Lyn Gardner 

PWA: The Diaries of Oscar Moore

Drill Hall, LondonRating: ***
  
  

Diaries of Oscar Moore
Pip Torrens in PWA: The Diaries of Oscar Moore Photograph: Tristram Kenton/TK

The journalist and film critic Oscar Moore was fond of paraphrasing his namesake, a more famous Oscar. But he had his own sharp wit, an endearing mix of bite, bile, frightening honesty and the fragile gaiety that comes from determining to live life to the full. In 1987, Moore was diagnosed with HIV; six years later, at a New Year's Eve party, he discovered that the appalling pain in his stomach was not caused by too much coke or ecstasy, but by shingles in his guts. It was the first indication that Moore was now a Person With Aids.
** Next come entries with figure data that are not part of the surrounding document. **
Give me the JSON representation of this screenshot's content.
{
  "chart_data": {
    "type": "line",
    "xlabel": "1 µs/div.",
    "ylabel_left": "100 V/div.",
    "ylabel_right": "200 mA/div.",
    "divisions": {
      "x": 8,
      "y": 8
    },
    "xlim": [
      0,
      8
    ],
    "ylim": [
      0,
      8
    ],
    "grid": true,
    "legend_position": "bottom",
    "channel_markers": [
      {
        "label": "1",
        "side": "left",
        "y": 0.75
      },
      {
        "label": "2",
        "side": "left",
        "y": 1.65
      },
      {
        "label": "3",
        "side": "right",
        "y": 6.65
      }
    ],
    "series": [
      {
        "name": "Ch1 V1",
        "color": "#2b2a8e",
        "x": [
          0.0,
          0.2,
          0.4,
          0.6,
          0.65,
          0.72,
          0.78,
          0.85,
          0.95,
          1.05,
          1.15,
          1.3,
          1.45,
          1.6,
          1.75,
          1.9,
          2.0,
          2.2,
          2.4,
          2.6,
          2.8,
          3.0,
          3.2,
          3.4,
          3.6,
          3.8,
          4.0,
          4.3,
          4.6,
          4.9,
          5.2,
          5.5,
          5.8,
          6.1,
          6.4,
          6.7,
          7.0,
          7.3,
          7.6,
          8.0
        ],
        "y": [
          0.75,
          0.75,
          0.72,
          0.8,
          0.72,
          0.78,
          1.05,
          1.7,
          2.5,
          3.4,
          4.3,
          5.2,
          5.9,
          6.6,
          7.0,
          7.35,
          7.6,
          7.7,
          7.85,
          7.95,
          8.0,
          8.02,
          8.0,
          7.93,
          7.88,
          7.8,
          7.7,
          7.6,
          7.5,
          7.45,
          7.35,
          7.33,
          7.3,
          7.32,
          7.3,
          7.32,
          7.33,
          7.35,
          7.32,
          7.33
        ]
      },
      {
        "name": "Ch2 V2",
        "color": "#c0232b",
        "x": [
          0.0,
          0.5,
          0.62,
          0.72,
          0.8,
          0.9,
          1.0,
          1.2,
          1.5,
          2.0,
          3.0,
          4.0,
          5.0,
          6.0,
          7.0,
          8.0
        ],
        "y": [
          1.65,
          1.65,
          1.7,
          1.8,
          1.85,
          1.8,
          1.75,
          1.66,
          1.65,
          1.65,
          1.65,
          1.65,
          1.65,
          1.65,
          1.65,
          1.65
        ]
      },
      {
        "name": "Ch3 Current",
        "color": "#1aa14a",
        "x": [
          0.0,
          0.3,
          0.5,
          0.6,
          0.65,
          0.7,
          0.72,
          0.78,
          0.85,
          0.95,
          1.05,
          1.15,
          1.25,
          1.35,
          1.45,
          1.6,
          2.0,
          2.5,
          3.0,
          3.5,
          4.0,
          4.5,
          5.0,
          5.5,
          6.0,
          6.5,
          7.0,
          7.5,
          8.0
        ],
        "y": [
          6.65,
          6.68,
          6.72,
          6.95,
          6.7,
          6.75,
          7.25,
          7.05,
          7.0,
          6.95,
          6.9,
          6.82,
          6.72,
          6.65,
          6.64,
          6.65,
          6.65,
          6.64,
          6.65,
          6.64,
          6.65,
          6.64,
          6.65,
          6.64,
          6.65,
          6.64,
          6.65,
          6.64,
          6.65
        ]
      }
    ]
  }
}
Over the next two years, until his death in September 1996, Moore chronicled his life with Aids in a monthly column, PWA, in the Guardian. This was before this kind of column about terminal illness became a must-have for every newspaper, and Moore's writing was distinguished by its rage and humour, and the way he shared with the reader his journey into the heart of darkness. Quite literally, the CMV virus in his eyes ate away at his vision: "Would someone please put the lights back on."

He took you to places you had never been before: the ward of a Glasgow hospital where, as a gay man with Aids, he was treated with open disdain by the nurses; the consulting rooms of the quacks who fleece the desperate; inside the retina of his own eye, where the voracious CMV virus created a disco-bubble effect. Moore's motto was, "Accentuate the positive; accessorise the negative", suggesting a full range of designerwear to support his growing collection of pill bottles, syringes and Hickman line.

John Diamond's columns have already made the transition from page to stage and now Malcolm Sutherland has turned Moore's journalism into a one-man show, superbly performed by Pip Torrens. Does the stage version add much? To be honest, not really. Moore's words speak for themselves and turning it into a stage show only adds an immediacy.

Still, anything that brings Moore's work to a wider public and keeps Aids in the forefront of our minds is a good thing. Five years after Moore's death, the combination drug therapies that keep full-blown Aids at bay have created a false sense of security and HIV infection rates are once again rising fast.